After 20 years, Washington tribe hopes to hunt whales again

In this Aug. 20, 1998, file photo, Makah Indians paddle away from the rising sun as they head from Neah Bay, Wash., toward open Pacific Ocean waters during a practice for a planned whale hunt. Two decades after the Makah Indian tribe in the northwestern corner of Washington state conducted its last legal whale hunt from a hand-carved canoe, lawyers, government officials and animal rights activists will gather in a small hearing room in Seattle to determine whether the tribe will be allowed once again to harpoon gray whales as its people had done from time immemorial. (AP Photo/Elaine Thompson, File)
In this May 17, 1999, file photo, two Makah Indian whalers stand atop the carcass of a dead gray whale moments after helping tow it close to shore in the harbor at Neah Bay, Wash. Earlier in the day, Makah Indians hunted and killed the whale in their first successful hunt since voluntarily quitting whaling over 70 years earlier.
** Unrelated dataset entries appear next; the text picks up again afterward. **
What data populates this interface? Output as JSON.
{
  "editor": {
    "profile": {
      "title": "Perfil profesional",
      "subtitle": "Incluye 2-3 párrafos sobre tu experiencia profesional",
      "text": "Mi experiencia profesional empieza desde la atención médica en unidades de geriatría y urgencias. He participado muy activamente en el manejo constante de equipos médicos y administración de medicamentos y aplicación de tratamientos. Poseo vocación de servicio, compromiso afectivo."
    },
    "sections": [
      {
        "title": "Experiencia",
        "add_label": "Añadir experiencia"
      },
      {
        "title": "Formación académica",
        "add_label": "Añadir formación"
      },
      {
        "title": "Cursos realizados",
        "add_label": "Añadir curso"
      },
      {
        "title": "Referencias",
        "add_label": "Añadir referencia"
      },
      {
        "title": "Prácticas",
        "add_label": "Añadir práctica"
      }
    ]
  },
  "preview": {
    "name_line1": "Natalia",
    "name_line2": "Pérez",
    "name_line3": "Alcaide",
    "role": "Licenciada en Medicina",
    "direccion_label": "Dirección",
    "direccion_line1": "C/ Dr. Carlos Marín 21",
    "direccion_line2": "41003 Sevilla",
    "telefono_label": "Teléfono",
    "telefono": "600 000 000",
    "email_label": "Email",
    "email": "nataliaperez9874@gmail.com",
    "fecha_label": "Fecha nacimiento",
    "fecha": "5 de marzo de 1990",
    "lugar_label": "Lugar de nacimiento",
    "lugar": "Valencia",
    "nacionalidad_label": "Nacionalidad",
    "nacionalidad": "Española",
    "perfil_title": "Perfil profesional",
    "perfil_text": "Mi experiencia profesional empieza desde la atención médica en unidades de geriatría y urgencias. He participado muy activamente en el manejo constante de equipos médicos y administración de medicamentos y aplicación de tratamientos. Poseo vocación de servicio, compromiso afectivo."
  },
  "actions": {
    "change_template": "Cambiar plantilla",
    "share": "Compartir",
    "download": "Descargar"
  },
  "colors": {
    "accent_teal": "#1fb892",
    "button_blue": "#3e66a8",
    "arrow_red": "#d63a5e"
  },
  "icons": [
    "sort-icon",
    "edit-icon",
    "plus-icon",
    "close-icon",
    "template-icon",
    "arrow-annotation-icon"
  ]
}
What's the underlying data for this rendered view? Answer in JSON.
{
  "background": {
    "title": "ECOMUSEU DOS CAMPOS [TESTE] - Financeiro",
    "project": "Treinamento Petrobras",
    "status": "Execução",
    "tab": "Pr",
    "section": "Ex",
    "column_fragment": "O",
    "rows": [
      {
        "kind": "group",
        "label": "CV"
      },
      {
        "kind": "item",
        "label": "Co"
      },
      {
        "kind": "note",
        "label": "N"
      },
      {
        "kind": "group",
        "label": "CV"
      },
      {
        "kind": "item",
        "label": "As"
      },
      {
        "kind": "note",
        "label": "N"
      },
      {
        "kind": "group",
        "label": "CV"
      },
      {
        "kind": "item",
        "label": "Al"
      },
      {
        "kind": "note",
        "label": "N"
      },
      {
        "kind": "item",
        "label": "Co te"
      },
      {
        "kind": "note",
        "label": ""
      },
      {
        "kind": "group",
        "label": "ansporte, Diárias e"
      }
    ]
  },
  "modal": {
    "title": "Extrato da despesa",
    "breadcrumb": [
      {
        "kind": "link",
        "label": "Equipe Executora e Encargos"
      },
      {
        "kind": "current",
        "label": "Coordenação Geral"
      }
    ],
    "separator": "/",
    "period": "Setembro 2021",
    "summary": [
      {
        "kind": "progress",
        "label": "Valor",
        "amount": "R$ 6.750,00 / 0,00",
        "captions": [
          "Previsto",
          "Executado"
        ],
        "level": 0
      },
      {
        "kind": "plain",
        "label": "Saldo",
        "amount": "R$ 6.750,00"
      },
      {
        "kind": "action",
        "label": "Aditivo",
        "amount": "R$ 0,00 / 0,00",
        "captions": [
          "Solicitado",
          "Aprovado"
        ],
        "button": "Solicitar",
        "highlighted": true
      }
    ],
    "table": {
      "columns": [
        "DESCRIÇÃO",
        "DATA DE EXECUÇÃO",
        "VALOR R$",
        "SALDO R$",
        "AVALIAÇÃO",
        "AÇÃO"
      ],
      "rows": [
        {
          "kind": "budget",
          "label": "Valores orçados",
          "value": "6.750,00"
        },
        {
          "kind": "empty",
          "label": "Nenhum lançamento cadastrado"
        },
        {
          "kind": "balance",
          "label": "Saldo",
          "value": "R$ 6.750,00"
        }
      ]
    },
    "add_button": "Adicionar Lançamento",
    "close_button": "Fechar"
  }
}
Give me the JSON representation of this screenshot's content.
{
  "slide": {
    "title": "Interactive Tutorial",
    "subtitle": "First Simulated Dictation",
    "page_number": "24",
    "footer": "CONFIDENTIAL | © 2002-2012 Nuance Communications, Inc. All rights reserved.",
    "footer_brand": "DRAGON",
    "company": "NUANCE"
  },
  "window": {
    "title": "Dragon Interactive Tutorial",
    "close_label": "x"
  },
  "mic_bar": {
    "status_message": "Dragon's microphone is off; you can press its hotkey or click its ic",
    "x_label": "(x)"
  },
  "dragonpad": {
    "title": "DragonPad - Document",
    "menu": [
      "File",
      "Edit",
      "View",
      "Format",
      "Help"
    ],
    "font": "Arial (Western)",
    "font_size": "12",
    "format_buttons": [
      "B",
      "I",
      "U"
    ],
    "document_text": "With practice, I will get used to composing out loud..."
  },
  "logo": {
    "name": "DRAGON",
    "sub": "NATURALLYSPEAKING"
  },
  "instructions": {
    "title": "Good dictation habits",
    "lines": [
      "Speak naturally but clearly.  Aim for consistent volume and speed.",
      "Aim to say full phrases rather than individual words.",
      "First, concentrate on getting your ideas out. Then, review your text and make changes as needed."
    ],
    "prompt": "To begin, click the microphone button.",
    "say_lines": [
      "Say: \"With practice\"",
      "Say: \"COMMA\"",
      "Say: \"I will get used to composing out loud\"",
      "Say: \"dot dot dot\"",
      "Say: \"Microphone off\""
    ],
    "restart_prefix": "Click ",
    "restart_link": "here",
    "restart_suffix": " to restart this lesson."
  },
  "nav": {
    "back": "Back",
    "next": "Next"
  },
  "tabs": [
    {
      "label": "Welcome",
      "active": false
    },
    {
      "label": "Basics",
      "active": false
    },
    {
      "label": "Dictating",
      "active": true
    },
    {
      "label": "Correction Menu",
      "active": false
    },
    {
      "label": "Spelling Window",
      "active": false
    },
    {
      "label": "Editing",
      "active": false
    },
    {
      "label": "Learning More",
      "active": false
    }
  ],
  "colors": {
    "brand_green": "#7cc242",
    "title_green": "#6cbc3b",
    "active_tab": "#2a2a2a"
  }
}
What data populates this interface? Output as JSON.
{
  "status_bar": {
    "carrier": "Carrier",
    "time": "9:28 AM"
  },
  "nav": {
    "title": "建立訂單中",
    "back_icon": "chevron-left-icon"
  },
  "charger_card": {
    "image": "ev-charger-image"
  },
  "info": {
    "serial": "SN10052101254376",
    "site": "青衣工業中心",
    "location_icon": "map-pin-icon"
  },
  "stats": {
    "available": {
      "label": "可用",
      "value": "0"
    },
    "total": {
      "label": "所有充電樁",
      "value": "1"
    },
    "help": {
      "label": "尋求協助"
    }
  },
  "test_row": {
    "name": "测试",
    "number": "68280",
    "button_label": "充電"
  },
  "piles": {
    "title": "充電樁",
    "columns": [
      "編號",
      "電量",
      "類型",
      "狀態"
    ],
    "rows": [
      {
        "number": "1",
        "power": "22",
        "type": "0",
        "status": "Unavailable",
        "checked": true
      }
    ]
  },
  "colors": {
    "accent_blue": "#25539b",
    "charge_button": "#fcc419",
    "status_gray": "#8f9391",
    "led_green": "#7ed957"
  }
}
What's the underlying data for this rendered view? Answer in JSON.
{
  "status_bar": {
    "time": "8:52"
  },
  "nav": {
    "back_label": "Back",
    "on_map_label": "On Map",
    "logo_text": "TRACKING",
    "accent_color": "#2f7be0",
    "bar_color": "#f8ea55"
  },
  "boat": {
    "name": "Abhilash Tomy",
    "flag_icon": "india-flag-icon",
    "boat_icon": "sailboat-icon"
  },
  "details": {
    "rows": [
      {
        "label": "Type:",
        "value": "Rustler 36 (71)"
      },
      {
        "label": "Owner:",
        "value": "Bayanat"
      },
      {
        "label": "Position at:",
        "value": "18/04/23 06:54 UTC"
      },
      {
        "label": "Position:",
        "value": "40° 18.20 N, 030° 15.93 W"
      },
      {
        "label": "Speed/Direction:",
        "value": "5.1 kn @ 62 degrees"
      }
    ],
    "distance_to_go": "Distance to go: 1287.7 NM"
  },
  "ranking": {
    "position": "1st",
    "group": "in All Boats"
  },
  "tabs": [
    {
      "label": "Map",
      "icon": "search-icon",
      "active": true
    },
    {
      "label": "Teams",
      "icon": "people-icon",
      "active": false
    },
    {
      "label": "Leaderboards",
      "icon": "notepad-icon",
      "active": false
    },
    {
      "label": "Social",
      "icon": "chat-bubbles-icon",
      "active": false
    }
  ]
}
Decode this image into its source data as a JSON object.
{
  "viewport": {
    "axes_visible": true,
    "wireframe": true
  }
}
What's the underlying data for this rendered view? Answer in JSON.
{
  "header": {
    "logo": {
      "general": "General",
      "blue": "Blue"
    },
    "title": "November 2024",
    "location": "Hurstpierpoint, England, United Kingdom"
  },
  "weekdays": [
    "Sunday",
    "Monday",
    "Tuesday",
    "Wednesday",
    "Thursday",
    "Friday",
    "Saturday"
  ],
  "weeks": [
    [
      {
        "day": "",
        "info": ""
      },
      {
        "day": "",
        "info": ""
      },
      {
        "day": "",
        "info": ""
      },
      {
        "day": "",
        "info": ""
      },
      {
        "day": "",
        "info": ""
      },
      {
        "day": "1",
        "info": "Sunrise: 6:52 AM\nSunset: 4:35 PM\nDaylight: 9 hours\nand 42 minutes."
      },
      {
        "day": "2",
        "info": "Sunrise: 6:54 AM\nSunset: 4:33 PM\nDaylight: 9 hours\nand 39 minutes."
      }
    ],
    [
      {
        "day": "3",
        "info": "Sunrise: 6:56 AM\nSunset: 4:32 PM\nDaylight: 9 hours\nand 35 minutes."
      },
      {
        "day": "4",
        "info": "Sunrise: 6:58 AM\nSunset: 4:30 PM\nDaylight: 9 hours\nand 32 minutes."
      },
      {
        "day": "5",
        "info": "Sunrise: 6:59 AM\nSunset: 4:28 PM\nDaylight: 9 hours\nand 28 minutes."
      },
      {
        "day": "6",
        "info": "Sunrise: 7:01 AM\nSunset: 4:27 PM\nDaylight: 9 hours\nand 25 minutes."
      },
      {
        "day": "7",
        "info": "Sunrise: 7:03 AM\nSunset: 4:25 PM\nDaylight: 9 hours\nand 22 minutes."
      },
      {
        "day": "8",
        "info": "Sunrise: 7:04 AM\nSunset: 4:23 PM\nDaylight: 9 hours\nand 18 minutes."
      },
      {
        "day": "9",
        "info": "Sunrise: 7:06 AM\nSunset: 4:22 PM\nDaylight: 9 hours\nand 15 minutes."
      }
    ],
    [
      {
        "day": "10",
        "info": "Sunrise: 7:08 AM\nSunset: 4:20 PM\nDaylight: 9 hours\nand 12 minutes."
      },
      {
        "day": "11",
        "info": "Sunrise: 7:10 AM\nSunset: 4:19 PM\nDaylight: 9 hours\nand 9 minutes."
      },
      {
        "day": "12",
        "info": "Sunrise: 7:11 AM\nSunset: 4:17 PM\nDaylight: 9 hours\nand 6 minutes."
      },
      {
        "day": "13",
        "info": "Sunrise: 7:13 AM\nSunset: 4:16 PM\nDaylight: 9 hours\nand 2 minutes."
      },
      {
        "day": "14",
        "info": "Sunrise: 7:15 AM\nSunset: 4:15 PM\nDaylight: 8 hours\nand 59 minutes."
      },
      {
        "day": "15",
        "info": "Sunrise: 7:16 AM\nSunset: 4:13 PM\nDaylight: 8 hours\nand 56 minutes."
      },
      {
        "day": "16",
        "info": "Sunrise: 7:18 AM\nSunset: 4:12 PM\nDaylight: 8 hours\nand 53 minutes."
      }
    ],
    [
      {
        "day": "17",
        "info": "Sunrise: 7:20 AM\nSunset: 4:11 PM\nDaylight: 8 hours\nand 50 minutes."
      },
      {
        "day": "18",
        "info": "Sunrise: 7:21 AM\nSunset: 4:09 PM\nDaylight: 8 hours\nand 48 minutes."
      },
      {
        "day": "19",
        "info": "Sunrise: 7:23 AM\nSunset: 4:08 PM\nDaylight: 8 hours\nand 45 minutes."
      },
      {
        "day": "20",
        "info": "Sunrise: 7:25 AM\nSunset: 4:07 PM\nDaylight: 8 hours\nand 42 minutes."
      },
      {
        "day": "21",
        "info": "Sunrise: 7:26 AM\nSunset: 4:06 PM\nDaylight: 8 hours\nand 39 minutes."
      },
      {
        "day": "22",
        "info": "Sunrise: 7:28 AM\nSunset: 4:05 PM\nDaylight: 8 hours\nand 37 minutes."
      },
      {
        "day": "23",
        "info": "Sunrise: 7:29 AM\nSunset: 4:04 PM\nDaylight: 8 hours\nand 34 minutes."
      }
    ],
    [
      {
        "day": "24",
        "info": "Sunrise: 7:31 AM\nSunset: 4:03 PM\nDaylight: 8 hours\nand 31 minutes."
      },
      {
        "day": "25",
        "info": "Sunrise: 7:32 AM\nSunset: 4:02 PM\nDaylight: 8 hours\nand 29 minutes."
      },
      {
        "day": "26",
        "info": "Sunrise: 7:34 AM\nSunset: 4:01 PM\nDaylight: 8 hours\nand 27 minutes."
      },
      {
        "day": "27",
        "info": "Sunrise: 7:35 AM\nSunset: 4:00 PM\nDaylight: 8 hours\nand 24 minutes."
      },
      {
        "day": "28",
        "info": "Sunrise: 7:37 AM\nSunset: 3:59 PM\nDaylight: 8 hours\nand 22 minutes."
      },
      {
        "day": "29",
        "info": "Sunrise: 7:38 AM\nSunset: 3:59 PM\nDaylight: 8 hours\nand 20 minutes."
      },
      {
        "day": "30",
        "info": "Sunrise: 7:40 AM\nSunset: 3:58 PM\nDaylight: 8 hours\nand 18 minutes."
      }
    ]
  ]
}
Two decades after the Makah Indian tribe in the northwestern corner of Washington state conducted its last legal whale hunt from a hand-carved canoe, lawyers, government officials and animal rights activists will gather in a small hearing room in Seattle to determine whether the tribe will be allowed once again to harpoon gray whales as its people had done from time immemorial. (AP Photo/Elaine Thompson, File)

SEATTLE — Patrick DePoe was in high school the last time his Native American tribe in Washington state was allowed to hunt whales. He was on a canoe that greeted the crew towing in the body of a gray whale. His shop class worked to clean the bones and reassemble the skeleton, which hangs in a tribal museum.